Tour de force may leave you wanting a little lie-down

utmost happinessReview: Beverley Roos-Muller

The Ministry of Utmost Happiness by Arundhati Roy (Hamish Hamilton/Penguin)

The tiny, Indian-born activist writer Arundhati Roy is now in her mid-50s, so can hardly still be considered an enfant terrible of the literary scene, as she was when she burst onto it in 1997 by bagging the Big One – the Booker, for The God of Small Things.

Yet she certainly has lost nothing of her “go for it” approach: there is nothing “small”  about The Ministry of Utmost Happiness, her first novel in two decades.

On the contrary, this is a big, busy and at times overwhelming book, sprawling across the layers of politics, gender, culture, caste, identity and other crises in India today. It is bold and at times meant to unnerve, which it successfully does. It also demands quite a lot from the reader both in concentration, and in patience.

The back cover offers only this: “How to tell a shattered story?
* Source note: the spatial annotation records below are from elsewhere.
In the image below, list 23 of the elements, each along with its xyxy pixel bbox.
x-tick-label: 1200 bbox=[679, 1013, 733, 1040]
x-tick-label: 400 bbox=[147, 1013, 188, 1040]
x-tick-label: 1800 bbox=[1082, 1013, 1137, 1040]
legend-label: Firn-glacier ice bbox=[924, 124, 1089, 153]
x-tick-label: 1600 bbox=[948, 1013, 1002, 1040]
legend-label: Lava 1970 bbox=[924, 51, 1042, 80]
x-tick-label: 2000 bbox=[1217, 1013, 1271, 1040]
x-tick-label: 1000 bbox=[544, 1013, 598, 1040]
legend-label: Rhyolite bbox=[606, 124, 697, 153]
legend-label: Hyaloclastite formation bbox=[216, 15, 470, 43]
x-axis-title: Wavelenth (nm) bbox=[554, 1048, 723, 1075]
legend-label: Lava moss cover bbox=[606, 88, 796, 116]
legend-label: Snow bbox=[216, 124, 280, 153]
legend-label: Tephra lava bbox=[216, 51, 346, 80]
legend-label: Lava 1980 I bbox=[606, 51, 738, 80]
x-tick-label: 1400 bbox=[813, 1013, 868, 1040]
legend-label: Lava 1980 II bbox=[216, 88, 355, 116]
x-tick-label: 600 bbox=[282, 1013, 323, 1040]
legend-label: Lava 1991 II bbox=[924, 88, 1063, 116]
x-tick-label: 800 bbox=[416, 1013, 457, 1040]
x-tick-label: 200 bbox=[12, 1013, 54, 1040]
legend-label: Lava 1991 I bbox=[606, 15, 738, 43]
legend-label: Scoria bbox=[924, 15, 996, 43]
By slowly becoming everybody. No. By slowly becoming everything.” Perhaps Roy has taken this too literally, and at times the wonderfully worded novel feels as if it’s been written on steroids. No book can accommodate descriptions of becoming “everything”; it ends up feeling as if she’s overstuffed this story.

This novel covers such a vast swathe of human experience, love and tragedy, life and death, that it is not only difficult to keep track, but also frequently veers off into what seem like side-bars, and even slim threads not essential to the central narrative. The characters often remain removed; whether sinister or sympathetic, we are not quite sure what to make of them.

The first section is perhaps the most readable: we enter the life of Anjun, a person of fluid gender who lives in the twilight world of India’s Hijras, those who are both jeered at, and sometimes feared, for their appearance and attitude – for they have had to learn to be sometimes forceful in order to survive.

It is partly from them that the book’s (ironic) title begins to make sense – hijras are reknowned for “invading” a wedding, wearing brilliantly coloured clothing and acting flamboyantly, in order to extort money to “go away” – milking the happiness of the bridal party in order to source the cash to survive.

Anjun is a difficult yet sympathetic figure, full of nurturing and yearning, longing to have that very thing he/she never will – a child. It will be her living haven in a cemetery that resolves the full circle of this boisterous book, which at times seems to split its seams as Roy gallops off into other, complex and lengthy sections, including the powerful love between a trio of friends, and the tragi-comedy and catastrophe of Kashmiri politics.

As an act of writing, it is a tour de force. But it could have – and should have – been pared down to allow the strong story line more clarity. Some literary scholars have liked it, and I am not sorry to have read it. But as for the aftermath – I think I’m going to need a little lie-down.